Iii. Use of ansible
1. ansible Command Execution Process and status
Process:
- Load your configuration file. The default value is/etc/ansible. cfg.
- Load the corresponding module File, such as command Ping
- Use ansible to generate a temporary py file for the module or command and transmit the file to the remote server.
- Grant file + x Permissions
- Execute and return results
- Delete the temporary py file and exit sleep 10.
Status:
- Green: action that is successfully executed and does not need to be changed
- Yellow: executed successfully and changed the target host
- RED: execution failed
2. ansible commands
Ansible-Doc ansible-playbook ansible-vault ansible-console ansible-Galaxy ansible-pull
- Ansible-Doc display module help
Ansible-Doc [Options] [module...]
-A: displays documents of all modules.
-L -- list available modules
-S -- snippet: Display The Playbook clip of the module
Example:
Ansible-doc-l list all modules
Ansible-Doc Ping
Ansible-doc-s Ping
Ansible
-- Display version
-M module: the default module is command.
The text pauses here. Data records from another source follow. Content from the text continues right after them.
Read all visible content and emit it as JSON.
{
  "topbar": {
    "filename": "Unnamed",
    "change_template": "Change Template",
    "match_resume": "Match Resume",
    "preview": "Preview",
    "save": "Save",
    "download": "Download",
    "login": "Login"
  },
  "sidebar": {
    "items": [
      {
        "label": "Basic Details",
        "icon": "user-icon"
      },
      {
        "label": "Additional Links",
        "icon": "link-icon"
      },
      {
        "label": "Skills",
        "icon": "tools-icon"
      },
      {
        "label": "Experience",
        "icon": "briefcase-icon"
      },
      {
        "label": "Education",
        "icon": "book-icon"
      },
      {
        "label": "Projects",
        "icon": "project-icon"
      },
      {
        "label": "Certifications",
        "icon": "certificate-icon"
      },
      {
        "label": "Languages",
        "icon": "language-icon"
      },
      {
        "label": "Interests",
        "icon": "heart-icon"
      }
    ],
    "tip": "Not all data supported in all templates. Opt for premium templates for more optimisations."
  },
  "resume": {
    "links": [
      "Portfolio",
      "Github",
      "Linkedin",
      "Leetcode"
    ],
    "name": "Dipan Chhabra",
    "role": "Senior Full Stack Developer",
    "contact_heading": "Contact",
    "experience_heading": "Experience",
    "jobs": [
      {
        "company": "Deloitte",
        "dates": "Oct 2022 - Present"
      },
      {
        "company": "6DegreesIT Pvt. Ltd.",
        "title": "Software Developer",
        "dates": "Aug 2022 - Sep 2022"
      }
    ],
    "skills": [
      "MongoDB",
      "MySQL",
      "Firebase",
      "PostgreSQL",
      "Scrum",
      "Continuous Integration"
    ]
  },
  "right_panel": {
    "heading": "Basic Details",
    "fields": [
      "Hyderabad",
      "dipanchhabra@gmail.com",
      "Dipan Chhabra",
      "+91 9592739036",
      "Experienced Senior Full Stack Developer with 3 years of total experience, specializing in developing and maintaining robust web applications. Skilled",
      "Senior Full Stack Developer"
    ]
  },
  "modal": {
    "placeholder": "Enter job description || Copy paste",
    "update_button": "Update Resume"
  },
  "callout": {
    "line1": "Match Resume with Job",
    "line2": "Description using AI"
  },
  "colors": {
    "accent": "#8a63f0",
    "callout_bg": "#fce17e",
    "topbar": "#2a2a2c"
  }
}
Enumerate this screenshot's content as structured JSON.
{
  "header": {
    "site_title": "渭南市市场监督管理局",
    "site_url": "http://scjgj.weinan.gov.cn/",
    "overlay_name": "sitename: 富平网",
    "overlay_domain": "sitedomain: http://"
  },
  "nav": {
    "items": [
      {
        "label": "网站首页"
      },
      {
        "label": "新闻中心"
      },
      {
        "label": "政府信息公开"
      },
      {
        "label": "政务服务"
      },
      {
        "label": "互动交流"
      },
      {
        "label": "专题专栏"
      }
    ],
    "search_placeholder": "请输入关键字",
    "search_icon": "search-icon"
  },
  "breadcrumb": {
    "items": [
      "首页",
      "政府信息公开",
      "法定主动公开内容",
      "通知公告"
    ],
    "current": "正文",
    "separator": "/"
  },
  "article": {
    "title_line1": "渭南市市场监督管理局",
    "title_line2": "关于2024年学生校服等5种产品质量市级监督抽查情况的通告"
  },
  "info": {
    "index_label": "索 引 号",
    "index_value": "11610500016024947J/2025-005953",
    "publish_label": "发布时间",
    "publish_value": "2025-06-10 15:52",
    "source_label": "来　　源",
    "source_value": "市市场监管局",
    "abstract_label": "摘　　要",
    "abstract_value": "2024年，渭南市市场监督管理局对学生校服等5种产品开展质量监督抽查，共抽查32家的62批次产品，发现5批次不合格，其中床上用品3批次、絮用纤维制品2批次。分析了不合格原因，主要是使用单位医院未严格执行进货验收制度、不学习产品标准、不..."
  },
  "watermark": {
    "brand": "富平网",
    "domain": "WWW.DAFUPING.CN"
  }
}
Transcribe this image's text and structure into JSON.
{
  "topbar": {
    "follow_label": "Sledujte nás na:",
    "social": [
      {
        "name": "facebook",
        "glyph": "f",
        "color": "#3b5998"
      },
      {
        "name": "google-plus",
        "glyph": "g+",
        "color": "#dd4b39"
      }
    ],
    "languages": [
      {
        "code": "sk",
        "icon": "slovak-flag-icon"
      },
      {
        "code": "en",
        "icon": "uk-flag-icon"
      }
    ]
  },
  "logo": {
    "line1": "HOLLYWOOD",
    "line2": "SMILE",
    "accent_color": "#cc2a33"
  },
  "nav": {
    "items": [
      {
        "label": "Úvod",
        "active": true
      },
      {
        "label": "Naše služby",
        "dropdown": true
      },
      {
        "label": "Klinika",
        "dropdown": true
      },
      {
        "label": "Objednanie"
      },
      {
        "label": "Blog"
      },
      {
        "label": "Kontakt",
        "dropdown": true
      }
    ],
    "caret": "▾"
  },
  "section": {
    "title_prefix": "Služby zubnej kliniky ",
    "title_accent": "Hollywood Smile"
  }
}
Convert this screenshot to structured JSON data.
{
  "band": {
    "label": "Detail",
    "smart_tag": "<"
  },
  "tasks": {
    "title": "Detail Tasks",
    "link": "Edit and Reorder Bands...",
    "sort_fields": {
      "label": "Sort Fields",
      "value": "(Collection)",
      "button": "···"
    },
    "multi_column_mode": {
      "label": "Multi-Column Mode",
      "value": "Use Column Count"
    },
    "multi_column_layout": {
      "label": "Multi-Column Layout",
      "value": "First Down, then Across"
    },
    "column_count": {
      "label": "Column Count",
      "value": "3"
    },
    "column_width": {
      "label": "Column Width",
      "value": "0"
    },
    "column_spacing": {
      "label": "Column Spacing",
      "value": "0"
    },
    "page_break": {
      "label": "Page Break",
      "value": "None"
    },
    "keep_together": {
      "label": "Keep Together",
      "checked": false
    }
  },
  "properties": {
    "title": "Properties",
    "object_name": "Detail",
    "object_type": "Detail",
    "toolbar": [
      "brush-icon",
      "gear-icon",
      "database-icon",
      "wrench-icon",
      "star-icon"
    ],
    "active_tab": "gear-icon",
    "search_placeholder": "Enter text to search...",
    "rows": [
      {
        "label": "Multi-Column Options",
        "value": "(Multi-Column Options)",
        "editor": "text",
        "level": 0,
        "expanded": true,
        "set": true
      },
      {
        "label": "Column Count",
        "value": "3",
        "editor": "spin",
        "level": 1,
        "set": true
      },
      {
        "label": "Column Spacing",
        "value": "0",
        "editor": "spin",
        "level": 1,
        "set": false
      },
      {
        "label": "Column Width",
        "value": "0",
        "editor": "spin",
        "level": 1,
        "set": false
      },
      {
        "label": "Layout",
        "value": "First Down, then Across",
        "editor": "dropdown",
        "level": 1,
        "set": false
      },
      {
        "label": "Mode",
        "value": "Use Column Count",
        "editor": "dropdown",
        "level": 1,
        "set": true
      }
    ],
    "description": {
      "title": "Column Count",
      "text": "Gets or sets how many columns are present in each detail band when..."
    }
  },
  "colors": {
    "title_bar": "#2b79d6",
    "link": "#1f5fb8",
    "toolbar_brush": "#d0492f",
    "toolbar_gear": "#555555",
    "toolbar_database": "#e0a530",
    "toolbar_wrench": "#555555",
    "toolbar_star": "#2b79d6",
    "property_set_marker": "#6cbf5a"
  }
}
-V detailed process-VV-vvv For more details
-- List-hosts: Host list can be abbreviated as -- list
-K -- ask-pass prompt data SSH connection password default key verification
-K -- ask-become-pass prompt to enter sodu Password
-C check is not executed
-T -- timeout = Timeout: the default timeout value is 10 s.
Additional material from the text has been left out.